Simple ground turkey (or chicken or beef) shepherd’s pie with a creamy parmesan mashed cauliflower topping!
For the mashed cauliflower topping:
- 1 head of cauliflower, cut into florets
- 1 tbsp butter
- 2–3 cloves of garlic, minced
- 1/3 cup plain Greek yogurt (or sub sour cream)
- 1/4 cup low sodium vegetable broth
- 1 cup grated parmesan
- Salt + pepper, to taste
For the filling:
- 1 tbsp olive oil
- 1 yellow onion, finely diced
- 2 cloves of garlic, minced
- 1 lb ground turkey (can sub ground chicken or beef)
- 1/2 tsp oregano
- 1/4 tsp thyme
- Salt and pepper, to taste
- 3 tbsp tomato paste
- 1/2 cup low sodium vegetable broth (can sub chicken or beef broth)

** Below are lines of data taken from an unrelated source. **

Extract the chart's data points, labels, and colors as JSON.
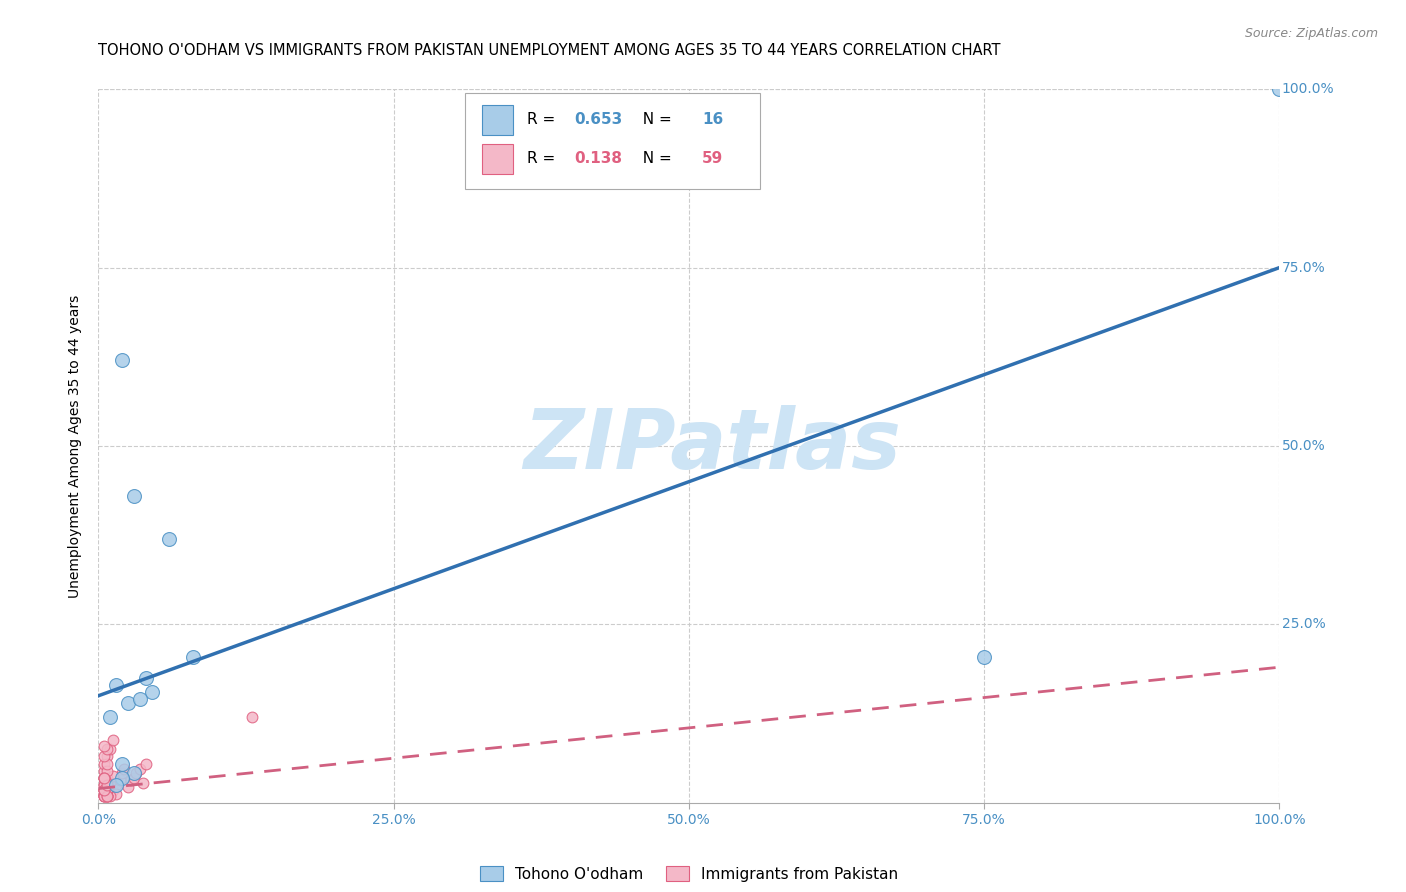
{
  "title": "TOHONO O'ODHAM VS IMMIGRANTS FROM PAKISTAN UNEMPLOYMENT AMONG AGES 35 TO 44 YEARS CORRELATION CHART",
  "source": "Source: ZipAtlas.com",
  "ylabel": "Unemployment Among Ages 35 to 44 years",
  "watermark": "ZIPatlas",
  "legend1_r": "0.653",
  "legend1_n": "16",
  "legend2_r": "0.138",
  "legend2_n": "59",
  "legend1_label": "Tohono O'odham",
  "legend2_label": "Immigrants from Pakistan",
  "blue_fill": "#a8cce8",
  "pink_fill": "#f4b8c8",
  "blue_edge": "#4a90c4",
  "pink_edge": "#e06080",
  "blue_line_color": "#3070b0",
  "pink_line_color": "#d06080",
  "xlim": [
    0,
    1.0
  ],
  "ylim": [
    0,
    1.0
  ],
  "xticks": [
    0,
    0.25,
    0.5,
    0.75,
    1.0
  ],
  "yticks": [
    0.25,
    0.5,
    0.75,
    1.0
  ],
  "xticklabels": [
    "0.0%",
    "25.0%",
    "50.0%",
    "75.0%",
    "100.0%"
  ],
  "yticklabels": [
    "25.0%",
    "50.0%",
    "75.0%",
    "100.0%"
  ],
  "tohono_x": [
    0.02,
    0.03,
    0.06,
    0.04,
    0.015,
    0.025,
    0.01,
    0.045,
    0.035,
    0.08,
    0.75,
    1.0,
    0.02,
    0.03,
    0.02,
    0.015
  ],
  "tohono_y": [
    0.62,
    0.43,
    0.37,
    0.175,
    0.165,
    0.14,
    0.12,
    0.155,
    0.145,
    0.205,
    0.205,
    1.0,
    0.055,
    0.042,
    0.035,
    0.025
  ],
  "pakistan_x": [
    0.005,
    0.007,
    0.01,
    0.012,
    0.015,
    0.018,
    0.02,
    0.022,
    0.025,
    0.028,
    0.03,
    0.032,
    0.035,
    0.038,
    0.04,
    0.005,
    0.007,
    0.01,
    0.012,
    0.015,
    0.005,
    0.007,
    0.01,
    0.012,
    0.005,
    0.007,
    0.005,
    0.007,
    0.005,
    0.007,
    0.01,
    0.005,
    0.007,
    0.005,
    0.007,
    0.005,
    0.007,
    0.005,
    0.007,
    0.005,
    0.007,
    0.005,
    0.007,
    0.005,
    0.007,
    0.005,
    0.007,
    0.005,
    0.007,
    0.005,
    0.007,
    0.005,
    0.007,
    0.005,
    0.007,
    0.005,
    0.007,
    0.13,
    0.005
  ],
  "pakistan_y": [
    0.045,
    0.035,
    0.025,
    0.018,
    0.025,
    0.032,
    0.042,
    0.048,
    0.022,
    0.032,
    0.035,
    0.042,
    0.048,
    0.028,
    0.055,
    0.012,
    0.018,
    0.028,
    0.038,
    0.012,
    0.055,
    0.065,
    0.075,
    0.088,
    0.01,
    0.01,
    0.025,
    0.018,
    0.035,
    0.018,
    0.01,
    0.01,
    0.01,
    0.018,
    0.025,
    0.012,
    0.018,
    0.01,
    0.01,
    0.018,
    0.028,
    0.035,
    0.018,
    0.01,
    0.018,
    0.025,
    0.01,
    0.018,
    0.045,
    0.035,
    0.01,
    0.018,
    0.025,
    0.035,
    0.055,
    0.065,
    0.075,
    0.12,
    0.08
  ],
  "blue_trend_x": [
    0.0,
    1.0
  ],
  "blue_trend_y": [
    0.15,
    0.75
  ],
  "pink_trend_x": [
    0.0,
    1.0
  ],
  "pink_trend_y": [
    0.02,
    0.19
  ],
  "dot_size_blue": 100,
  "dot_size_pink": 60,
  "background_color": "#ffffff",
  "grid_color": "#cccccc",
  "tick_color": "#4a90c4",
  "title_fontsize": 10.5,
  "axis_fontsize": 10,
  "tick_fontsize": 10,
  "source_fontsize": 9,
  "legend_fontsize": 11,
  "watermark_fontsize": 60,
  "watermark_color": "#cde4f5"
}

- 2 cups frozen vegetable medley (with peas, corn, carrots, green beans)
- In a large stockpot, cover the cauliflower florets with water. Bring water to a boil and allow to boil until cauliflower is fork tender, about 10-12 minutes. Drain cauliflower and let drain for 2 minutes.
- Heat the same pot the cauliflower was cooked in on medium-low. Add butter and garlic; cook for about 30 seconds. Stir in the drained cauliflower, Greek yogurt, and parmesan. Season well with salt and pepper.
- Use an immersion blender to blend the ingredients until very smooth (alternatively you can blend in a food processor). Set aside.
- Preheat oven to 375°F.
- Make the turkey and veggie filling. Heat a large pan over medium heat with the olive oil. Add your diced onion and sauté for 3-5 minutes. Stir in garlic, then add your ground turkey, oregano, thyme, and season with salt and pepper. Cook, breaking up to crumble the meat, until no longer pink.
- Stir in your tomato paste; allow to cook for 3 minutes. Add the broth and allow to simmer for 5 minutes. Stir in the frozen vegetables, then remove from heat.
- Add your filling to a square baking dish, then spread the mashed cauliflower over the top. Bake for 20-25 minutes; option to broil at the end for a few minutes to slightly brown the cauliflower. Serve and enjoy!